Perhaps it is only now, that we humans are learning that our rich and powerful do not hold the keys to our survival. I like to imagine that in the human world, when not migrating across Great Plains, Natuvo and Umbuto work in Asda on the check out, filling food bank bins as they leave each shift. 
September 2020 
I arrive at a birthday. I am part of a tribe of 4 women, we are creators – we mould a world from clay. Each of us have a tribe of women to hold. 
We are currently migrating through a world where the ground has been on fire and our years, though different, tell us not to walk on burnt land. 
We are raw, vulnerable and casually crude. We blend naughty jokes with our deepest worries and fears.

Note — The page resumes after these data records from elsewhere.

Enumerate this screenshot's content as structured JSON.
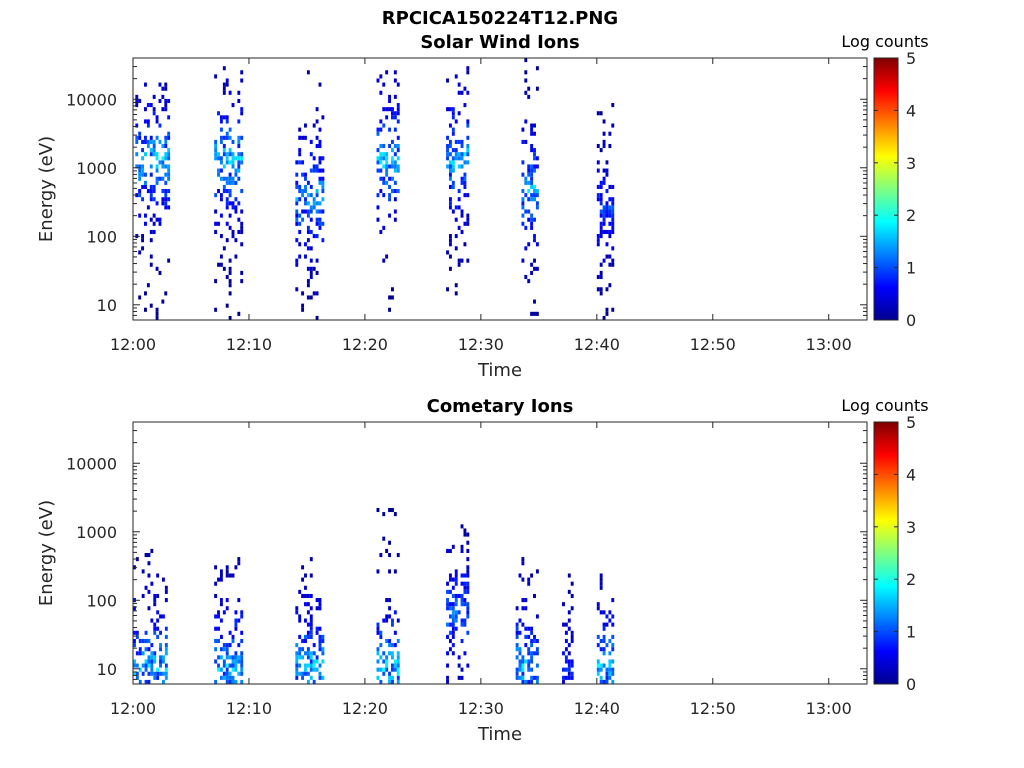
{
  "figure_title": "RPCICA150224T12.PNG",
  "chart_data": [
    {
      "type": "heatmap",
      "title": "Solar Wind Ions",
      "xlabel": "Time",
      "ylabel": "Energy (eV)",
      "x_tick_labels": [
        "12:00",
        "12:10",
        "12:20",
        "12:30",
        "12:40",
        "12:50",
        "13:00"
      ],
      "x_ticks_minutes": [
        0,
        10,
        20,
        30,
        40,
        50,
        60
      ],
      "xlim_minutes": [
        0,
        63.3
      ],
      "yscale": "log",
      "ylim": [
        6,
        40000
      ],
      "y_tick_labels": [
        "10",
        "100",
        "1000",
        "10000"
      ],
      "y_ticks": [
        10,
        100,
        1000,
        10000
      ],
      "colorbar": {
        "label": "Log counts",
        "ticks": [
          "0",
          "1",
          "2",
          "3",
          "4",
          "5"
        ],
        "range": [
          0,
          5
        ],
        "colormap": "jet"
      },
      "measurement_bursts": [
        {
          "t_min": 0.2,
          "t_max": 3.0,
          "e_min": 6,
          "e_max": 20000,
          "peak_energy_eV": 1200,
          "peak_log_counts": 2.0
        },
        {
          "t_min": 7.0,
          "t_max": 9.5,
          "e_min": 6,
          "e_max": 28000,
          "peak_energy_eV": 1200,
          "peak_log_counts": 2.0
        },
        {
          "t_min": 14.0,
          "t_max": 16.5,
          "e_min": 6,
          "e_max": 26000,
          "peak_energy_eV": 350,
          "peak_log_counts": 1.8
        },
        {
          "t_min": 21.0,
          "t_max": 23.0,
          "e_min": 6,
          "e_max": 25000,
          "peak_energy_eV": 1200,
          "peak_log_counts": 2.0
        },
        {
          "t_min": 27.0,
          "t_max": 29.0,
          "e_min": 6,
          "e_max": 30000,
          "peak_energy_eV": 1300,
          "peak_log_counts": 2.0
        },
        {
          "t_min": 33.5,
          "t_max": 35.0,
          "e_min": 6,
          "e_max": 35000,
          "peak_energy_eV": 450,
          "peak_log_counts": 1.9
        },
        {
          "t_min": 40.0,
          "t_max": 41.5,
          "e_min": 6,
          "e_max": 8000,
          "peak_energy_eV": 250,
          "peak_log_counts": 1.2
        }
      ]
    },
    {
      "type": "heatmap",
      "title": "Cometary Ions",
      "xlabel": "Time",
      "ylabel": "Energy (eV)",
      "x_tick_labels": [
        "12:00",
        "12:10",
        "12:20",
        "12:30",
        "12:40",
        "12:50",
        "13:00"
      ],
      "x_ticks_minutes": [
        0,
        10,
        20,
        30,
        40,
        50,
        60
      ],
      "xlim_minutes": [
        0,
        63.3
      ],
      "yscale": "log",
      "ylim": [
        6,
        40000
      ],
      "y_tick_labels": [
        "10",
        "100",
        "1000",
        "10000"
      ],
      "y_ticks": [
        10,
        100,
        1000,
        10000
      ],
      "colorbar": {
        "label": "Log counts",
        "ticks": [
          "0",
          "1",
          "2",
          "3",
          "4",
          "5"
        ],
        "range": [
          0,
          5
        ],
        "colormap": "jet"
      },
      "measurement_bursts": [
        {
          "t_min": 0.0,
          "t_max": 3.0,
          "e_min": 6,
          "e_max": 500,
          "peak_energy_eV": 10,
          "peak_log_counts": 2.0
        },
        {
          "t_min": 7.0,
          "t_max": 9.5,
          "e_min": 6,
          "e_max": 400,
          "peak_energy_eV": 10,
          "peak_log_counts": 2.0
        },
        {
          "t_min": 14.0,
          "t_max": 16.5,
          "e_min": 6,
          "e_max": 400,
          "peak_energy_eV": 10,
          "peak_log_counts": 2.0
        },
        {
          "t_min": 21.0,
          "t_max": 23.0,
          "e_min": 6,
          "e_max": 2500,
          "peak_energy_eV": 10,
          "peak_log_counts": 2.1
        },
        {
          "t_min": 27.0,
          "t_max": 29.0,
          "e_min": 6,
          "e_max": 1200,
          "peak_energy_eV": 60,
          "peak_log_counts": 1.5
        },
        {
          "t_min": 33.0,
          "t_max": 35.0,
          "e_min": 6,
          "e_max": 600,
          "peak_energy_eV": 10,
          "peak_log_counts": 2.0
        },
        {
          "t_min": 37.0,
          "t_max": 38.0,
          "e_min": 6,
          "e_max": 300,
          "peak_energy_eV": 10,
          "peak_log_counts": 1.0
        },
        {
          "t_min": 40.0,
          "t_max": 41.5,
          "e_min": 6,
          "e_max": 500,
          "peak_energy_eV": 10,
          "peak_log_counts": 2.0
        }
      ]
    }
  ]
}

It is the way we know how to survive. 
One of us is stuck so far across the water, that we can barely make out her hand signals, yet our hearts remind us she is there. 
Most evenings we connect via What’s app, it has become the lake we come to drink at. Its cool waters brush aside our feelings of mother hunger for just a moment. 
October 2020 
I feel as if Natuvo lives within me. I am consumed by the way that elephants move through life. On safari, our guide tells us they are the arborists of the animal world – for every old tree root they devour, they replant. Their manure becoming the perfect nest for a new tree. 
I have been fighting this “new normal” I am supposed to get used to. I want December 2019 back, where I could see people smile when they read birthday cards in gift shops – carefully selecting the funniest for their dearest friend. I want to travel.... heck I think I might want to fly again, yet there is a ban now; funny how it’s true that you only want something when it’s gone. 
I want to go out for dinner. 
I want to sit in women’s groups. 
I watch David Attenborough’s latest documentary and I start to lean into the new normal. 
My face is smattered with dirty tear tracks, my eye sockets darkened and hurting. I realize with great pain how essential this horrific time is. 
We are now all migrating – one by one, tiny tribes of human beings starting to negotiate our journey – a journey we must take. 
It cannot be that we have burned this land to fuel our fires, it cannot be that we don’t hold ourselves accountable. 
Elephants stand over the bones of their ancestors and pick over them, mourning the loss – Masai tribes will tell you that the bones talk to the elephants. 
2020 has asked me to pause, and stand over the bones of all the things that have died, and it is true that they have spoken to me. 
In April I heard them remind me how women hungry I can get. 
 
“I say, 
It’s in the arch of my back, 
The sun of my smile, 
The ride of my breasts, 
The grace of my style. 
I’m a woman 
Phenomenally. 
Phenomenal woman, 
That’s me.” 
Maya Angelou 
To my sister through birth, and all my sisters through migration – you are phenomenal women.